Optimale Therapie –
Behandlungsfelder
An unseren Standorten Mittweida, Döbeln, Leipzig und Chemnitz ermöglichen wir die optimale Behandlung unserer Patienten, um deren Lebensqualität spürbar nachhaltig zu verbessern.

Geriatrie
Geriatrie ist die Lehre der Krankheiten, die bei älteren Menschen häufig auftreten.
Ergotherapeutisch behandelt werden ältere Patienten mit akuten und chronischen Erkrankungen aus den Fachgebieten der Neurologie, Inneren Medizin, Orthopädie, Chirurgie und Psychiatrie, die in Senioren- und Pflegeheimen leben.
Häufig treten in der Geriatrie Mehrfacherkrankungen auf. Diese können durch einzigartige Therapiemodelle der Ergotherapie behandelt werden.
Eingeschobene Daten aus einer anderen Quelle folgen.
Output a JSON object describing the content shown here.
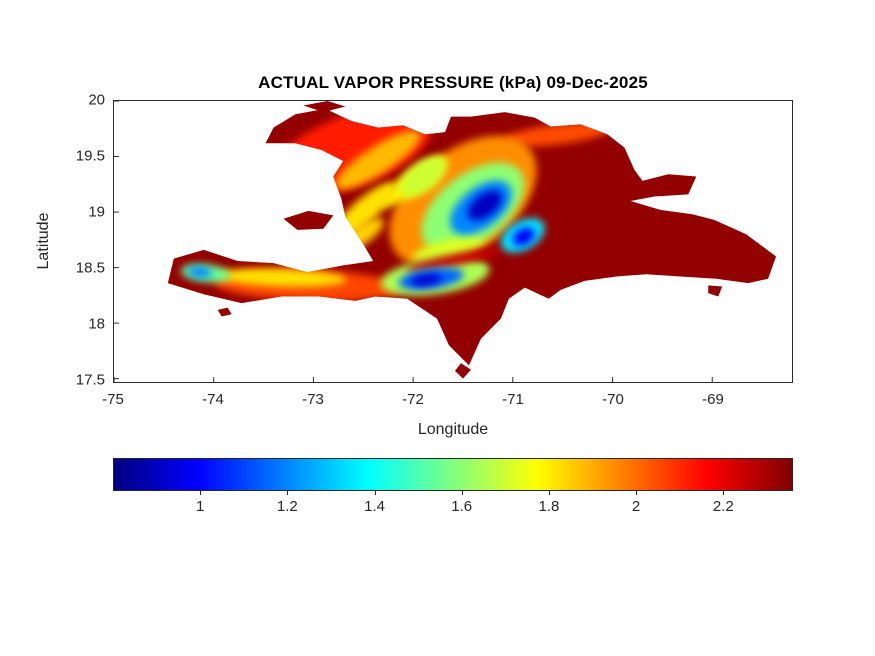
{
  "chart_data": {
    "type": "heatmap",
    "title": "ACTUAL VAPOR PRESSURE (kPa) 09-Dec-2025",
    "variable": "Actual vapor pressure",
    "units": "kPa",
    "date": "09-Dec-2025",
    "xlabel": "Longitude",
    "ylabel": "Latitude",
    "xlim": [
      -75,
      -68.2
    ],
    "ylim": [
      17.47,
      20
    ],
    "x_ticks": [
      -75,
      -74,
      -73,
      -72,
      -71,
      -70,
      -69
    ],
    "y_ticks": [
      20,
      19.5,
      19,
      18.5,
      18,
      17.5
    ],
    "grid": false,
    "colormap": "jet",
    "colorbar": {
      "orientation": "horizontal",
      "ticks": [
        1,
        1.2,
        1.4,
        1.6,
        1.8,
        2,
        2.2
      ],
      "range": [
        0.8,
        2.36
      ]
    },
    "background_value": 2.33,
    "islands": [
      {
        "name": "hispaniola-main",
        "points": [
          [
            -73.48,
            19.62
          ],
          [
            -73.4,
            19.76
          ],
          [
            -73.18,
            19.88
          ],
          [
            -72.88,
            19.93
          ],
          [
            -72.62,
            19.82
          ],
          [
            -72.35,
            19.76
          ],
          [
            -72.1,
            19.78
          ],
          [
            -71.88,
            19.7
          ],
          [
            -71.68,
            19.72
          ],
          [
            -71.62,
            19.86
          ],
          [
            -71.42,
            19.86
          ],
          [
            -71.08,
            19.9
          ],
          [
            -70.78,
            19.85
          ],
          [
            -70.62,
            19.77
          ],
          [
            -70.32,
            19.79
          ],
          [
            -70.05,
            19.7
          ],
          [
            -69.88,
            19.58
          ],
          [
            -69.78,
            19.38
          ],
          [
            -69.7,
            19.28
          ],
          [
            -69.44,
            19.34
          ],
          [
            -69.16,
            19.32
          ],
          [
            -69.24,
            19.16
          ],
          [
            -69.58,
            19.14
          ],
          [
            -69.82,
            19.1
          ],
          [
            -69.52,
            19.02
          ],
          [
            -69.2,
            18.98
          ],
          [
            -68.98,
            18.93
          ],
          [
            -68.66,
            18.8
          ],
          [
            -68.36,
            18.6
          ],
          [
            -68.44,
            18.4
          ],
          [
            -68.64,
            18.36
          ],
          [
            -68.96,
            18.4
          ],
          [
            -69.32,
            18.42
          ],
          [
            -69.66,
            18.44
          ],
          [
            -69.96,
            18.42
          ],
          [
            -70.28,
            18.38
          ],
          [
            -70.52,
            18.3
          ],
          [
            -70.64,
            18.22
          ],
          [
            -70.88,
            18.32
          ],
          [
            -71.04,
            18.22
          ],
          [
            -71.12,
            18.04
          ],
          [
            -71.32,
            17.86
          ],
          [
            -71.44,
            17.62
          ],
          [
            -71.64,
            17.8
          ],
          [
            -71.76,
            18.04
          ],
          [
            -72.06,
            18.22
          ],
          [
            -72.38,
            18.24
          ],
          [
            -72.58,
            18.2
          ],
          [
            -72.94,
            18.24
          ],
          [
            -73.32,
            18.24
          ],
          [
            -73.72,
            18.18
          ],
          [
            -74.1,
            18.26
          ],
          [
            -74.46,
            18.36
          ],
          [
            -74.4,
            18.58
          ],
          [
            -74.1,
            18.66
          ],
          [
            -73.76,
            18.56
          ],
          [
            -73.4,
            18.54
          ],
          [
            -73.06,
            18.46
          ],
          [
            -72.7,
            18.52
          ],
          [
            -72.4,
            18.56
          ],
          [
            -72.52,
            18.74
          ],
          [
            -72.68,
            18.96
          ],
          [
            -72.72,
            19.12
          ],
          [
            -72.8,
            19.32
          ],
          [
            -72.7,
            19.46
          ],
          [
            -72.92,
            19.56
          ],
          [
            -73.18,
            19.62
          ]
        ]
      },
      {
        "name": "ile-de-la-gonave",
        "points": [
          [
            -73.3,
            18.94
          ],
          [
            -73.05,
            19.01
          ],
          [
            -72.8,
            18.97
          ],
          [
            -72.9,
            18.85
          ],
          [
            -73.16,
            18.84
          ]
        ]
      },
      {
        "name": "ile-de-la-tortue",
        "points": [
          [
            -73.1,
            19.96
          ],
          [
            -72.86,
            20.0
          ],
          [
            -72.68,
            19.95
          ],
          [
            -72.9,
            19.9
          ]
        ]
      },
      {
        "name": "isla-catalina",
        "points": [
          [
            -69.04,
            18.34
          ],
          [
            -68.9,
            18.33
          ],
          [
            -68.94,
            18.24
          ],
          [
            -69.04,
            18.27
          ]
        ]
      },
      {
        "name": "isla-beata",
        "points": [
          [
            -71.52,
            17.64
          ],
          [
            -71.42,
            17.58
          ],
          [
            -71.5,
            17.5
          ],
          [
            -71.58,
            17.57
          ]
        ]
      },
      {
        "name": "ile-a-vache",
        "points": [
          [
            -73.96,
            18.12
          ],
          [
            -73.86,
            18.14
          ],
          [
            -73.82,
            18.08
          ],
          [
            -73.92,
            18.06
          ]
        ]
      }
    ],
    "anomalies": [
      {
        "lon": -72.62,
        "lat": 19.55,
        "rx": 0.85,
        "ry": 0.32,
        "rot": -20,
        "value": 2.12
      },
      {
        "lon": -73.05,
        "lat": 18.34,
        "rx": 0.95,
        "ry": 0.14,
        "rot": 2,
        "value": 2.06
      },
      {
        "lon": -70.55,
        "lat": 19.7,
        "rx": 0.55,
        "ry": 0.09,
        "rot": -7,
        "value": 2.05
      },
      {
        "lon": -71.5,
        "lat": 19.1,
        "rx": 0.85,
        "ry": 0.45,
        "rot": -38,
        "value": 1.95
      },
      {
        "lon": -72.35,
        "lat": 19.47,
        "rx": 0.5,
        "ry": 0.12,
        "rot": -33,
        "value": 1.88
      },
      {
        "lon": -72.0,
        "lat": 19.27,
        "rx": 0.4,
        "ry": 0.1,
        "rot": -35,
        "value": 1.8
      },
      {
        "lon": -72.5,
        "lat": 19.0,
        "rx": 0.42,
        "ry": 0.11,
        "rot": -42,
        "value": 1.82
      },
      {
        "lon": -72.55,
        "lat": 18.78,
        "rx": 0.3,
        "ry": 0.09,
        "rot": -33,
        "value": 1.85
      },
      {
        "lon": -71.4,
        "lat": 19.04,
        "rx": 0.6,
        "ry": 0.3,
        "rot": -38,
        "value": 1.6
      },
      {
        "lon": -71.9,
        "lat": 19.32,
        "rx": 0.28,
        "ry": 0.13,
        "rot": -38,
        "value": 1.7
      },
      {
        "lon": -71.65,
        "lat": 18.67,
        "rx": 0.36,
        "ry": 0.08,
        "rot": -14,
        "value": 1.72
      },
      {
        "lon": -71.78,
        "lat": 18.42,
        "rx": 0.55,
        "ry": 0.16,
        "rot": -8,
        "value": 1.65
      },
      {
        "lon": -73.32,
        "lat": 18.41,
        "rx": 0.65,
        "ry": 0.08,
        "rot": 2,
        "value": 1.82
      },
      {
        "lon": -74.08,
        "lat": 18.45,
        "rx": 0.25,
        "ry": 0.08,
        "rot": 6,
        "value": 1.55
      },
      {
        "lon": -71.58,
        "lat": 18.57,
        "rx": 0.5,
        "ry": 0.05,
        "rot": -12,
        "value": 2.25
      },
      {
        "lon": -71.32,
        "lat": 19.04,
        "rx": 0.36,
        "ry": 0.18,
        "rot": -38,
        "value": 1.2
      },
      {
        "lon": -70.9,
        "lat": 18.79,
        "rx": 0.24,
        "ry": 0.13,
        "rot": -30,
        "value": 1.35
      },
      {
        "lon": -71.82,
        "lat": 18.4,
        "rx": 0.33,
        "ry": 0.09,
        "rot": -8,
        "value": 1.15
      },
      {
        "lon": -74.14,
        "lat": 18.46,
        "rx": 0.12,
        "ry": 0.05,
        "rot": 6,
        "value": 1.2
      },
      {
        "lon": -71.28,
        "lat": 19.06,
        "rx": 0.2,
        "ry": 0.1,
        "rot": -38,
        "value": 0.9
      },
      {
        "lon": -70.89,
        "lat": 18.78,
        "rx": 0.12,
        "ry": 0.07,
        "rot": -30,
        "value": 1.0
      },
      {
        "lon": -71.87,
        "lat": 18.39,
        "rx": 0.16,
        "ry": 0.05,
        "rot": -8,
        "value": 0.92
      }
    ]
  }
}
Die erforderlichen Maßnahmen werden individuell nach jedem Patienten abgestimmt, auch soziale Einflüsse finden hierbei Beachtung. So können Angehörige ebenfalls in die Behandlung integriert werden.

Orthopädie/Chirurgie
Die Orthopädie ist ein Teilgebiet der Medizin. Dieses Gebiet der Medizin beschäftigt sich grundlegend mit der Diagnostik und der Therapie von Krankheitsbildern, die sich mit dem menschlichen Bewegungsapparat beschäftigen.
Durch die therapeutischen Maßnahmen wird gewährleistet, dass sich die Geschicklichkeit und auch die Feinmotorik der Patienten erheblich verbessern wird.
Das Grundziel ist die Milderung der körperlichen Folgen. Ein Maximum an Lebensqualität soll erzielt, die Lebensqualität gesichert und stabilisiert werden. Der Patient erlangt seine selbständige Lebensführung zurück.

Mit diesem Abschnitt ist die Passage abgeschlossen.